TU's collection is an important part of understanding bees and how they’re doing in a changing environment.
Bees are ignored, underappreciated and feared by people, but they make the world run. Their mysterious worldwide decline has caused consternation and concern among entomologists and conservationists alike.
During a recent interview, Towson University associate professor John S. LaPolla, Ph.D., (biological sciences, Fisher College of Science & Mathematics) explained to Catherine Hawley of WMAR-TV, the scientific value of the TU insect collections in understanding the common bumble bee decline in our region.
“Bees are really important for how the environment is functioning,” said LaPolla. “We have these biological collections, and they are important resources on understanding how they’re doing out there as in terms of how humans have changed the environment.
“It’s important to keep in mind that insect species get impacted in very serious ways by humans. We don’t think about insect conservation, and it’s important to pay attention to them.”
Below is a condensed version of LaPolla and Hawley's conversation.

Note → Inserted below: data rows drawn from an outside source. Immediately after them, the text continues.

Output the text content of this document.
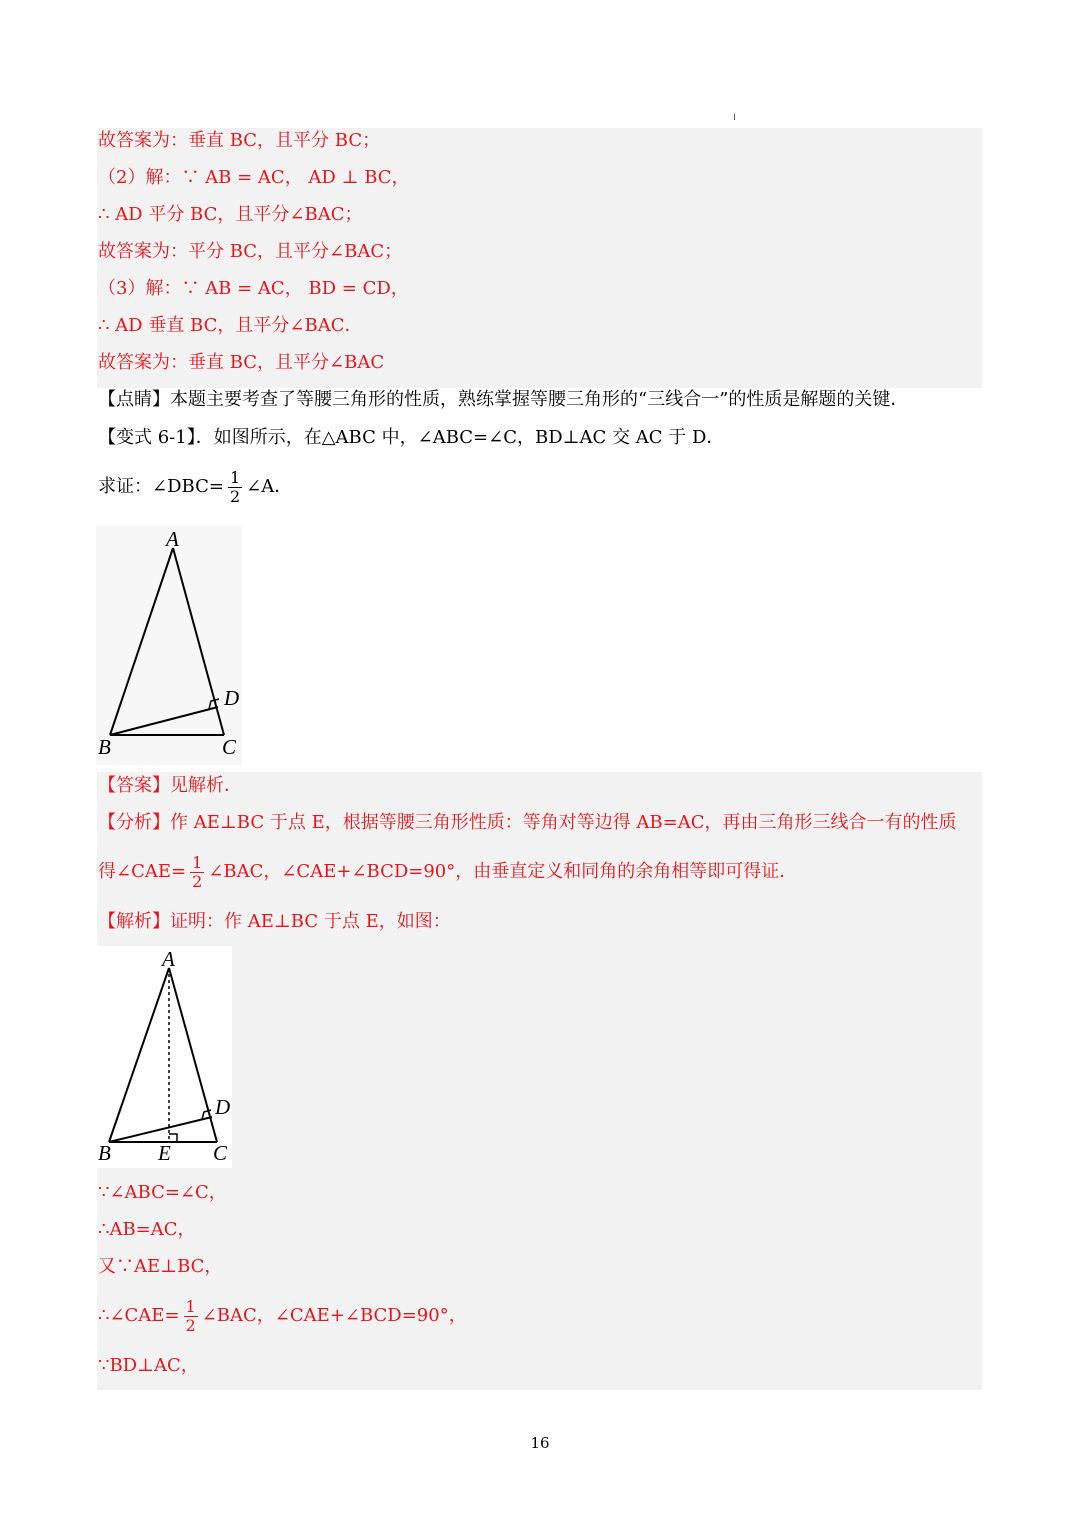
故答案为：垂直 BC，且平分 BC；
（2）解：∵ AB = AC， AD ⊥ BC，
∴ AD 平分 BC，且平分∠BAC；
故答案为：平分 BC，且平分∠BAC；
（3）解：∵ AB = AC， BD = CD，
∴ AD 垂直 BC，且平分∠BAC．
故答案为：垂直 BC，且平分∠BAC
【点睛】本题主要考查了等腰三角形的性质，熟练掌握等腰三角形的“三线合一”的性质是解题的关键．
【变式 6-1】．如图所示，在△ABC 中，∠ABC=∠C，BD⊥AC 交 AC 于 D．
求证：∠DBC= $\frac{1}{2}$ ∠A．
A
B	C
D
【答案】见解析．
【分析】作 AE⊥BC 于点 E，根据等腰三角形性质：等角对等边得 AB=AC，再由三角形三线合一有的性质
得∠CAE= $\frac{1}{2}$ ∠BAC，∠CAE+∠BCD=90°，由垂直定义和同角的余角相等即可得证．
【解析】证明：作 AE⊥BC 于点 E，如图：
A
B E C
D
∵∠ABC=∠C，
∴AB=AC，
又∵AE⊥BC，
∴∠CAE= $\frac{1}{2}$ ∠BAC，∠CAE+∠BCD=90°，
∵BD⊥AC，
16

The Bombus affinis or the rusty patched bumble bee was very common to this region in the ‘80s and are now gone. Several bumble bee species have experienced rapid declines. These are native to the region, and about 87 percent of its range has contracted. They are found now in the upper mid-West. Thirty years ago this was a quite abundant species, and now we are not finding any. Not all bumble bee species have vanished from Maryland; however, the species have declined.
We have about 6,000–7,000 local bees in the TU collection. We have a large collection of bumble bees that dates back to the 1930s. There was a lot of intense collection during the early to mid-1980s, in particular, from around the Phoenix area of Baltimore County. About 1,000 bees were collected. All the species known to the Maryland area were collected during the 1980s period. This gives scientists and idea of what the abundance might have been, and we can do similar sampling over time to determine the decline. The TU collection provides this perspective. Our research seems to suggest that overall their abundance has changed. This is a potential cause for concern.
The bumble bee can serve as the “canary-in-the-coal-mines” if you will. If a species is declining, we need to ask “why?” Is it environmental, chemical changes, implications of climate change, pesticides, diseases, habitat loss, as farms disappear? How have these and other factors impacted overall diversity? Probably a combination of all these factors that have caused overall declines. Bumble bees are important for crops—they do “buzz”pollination. They buzz when they land on plants, such as tomatoes, beans; bumble bees are very important. Wild bumble bees are ideal for this economic benefit. We want to pay attention because we don’t understand why it’s happening, and we need to know.
As groups of species decline, it will impact the plant population. It can affect other plants and animals that depend on the species. Some wildflowers are almost totally dependent on these species. There may be other bee species whose populations have increased that have replaced the declining species. It stands to reason that these types of changes are impacting these other species.
It’s around 100,000 specimens and mainly dates from the 1930s to present, though we do have some specimens that go back further. It’s a combination of efforts that have built the collection and includes student projects and collections, graduate student projects and local entomologists have donated their collections. It’s largely Maryland- and mid-Atlantic-based; however, we do have specimens from around the world.
We have a wide range of groups of insects from flies to grasshoppers to bees. The collection is especially in strong in some species. We have a butterfly collection that spans several decades, and a strong bee collection. These collections have large groups of specimens and range in time in terms of how far back they goes.
First and foremost, it gives us an historical record of what occurred where and when. When we consider the diversity of most species, we don’t have a clear idea of where they occurred and when they occurred. So collections like this give us an historical perspective of how changes may be happening. It’s a long-term perspective. Collections like we have at TU are really important for documenting that kind of information.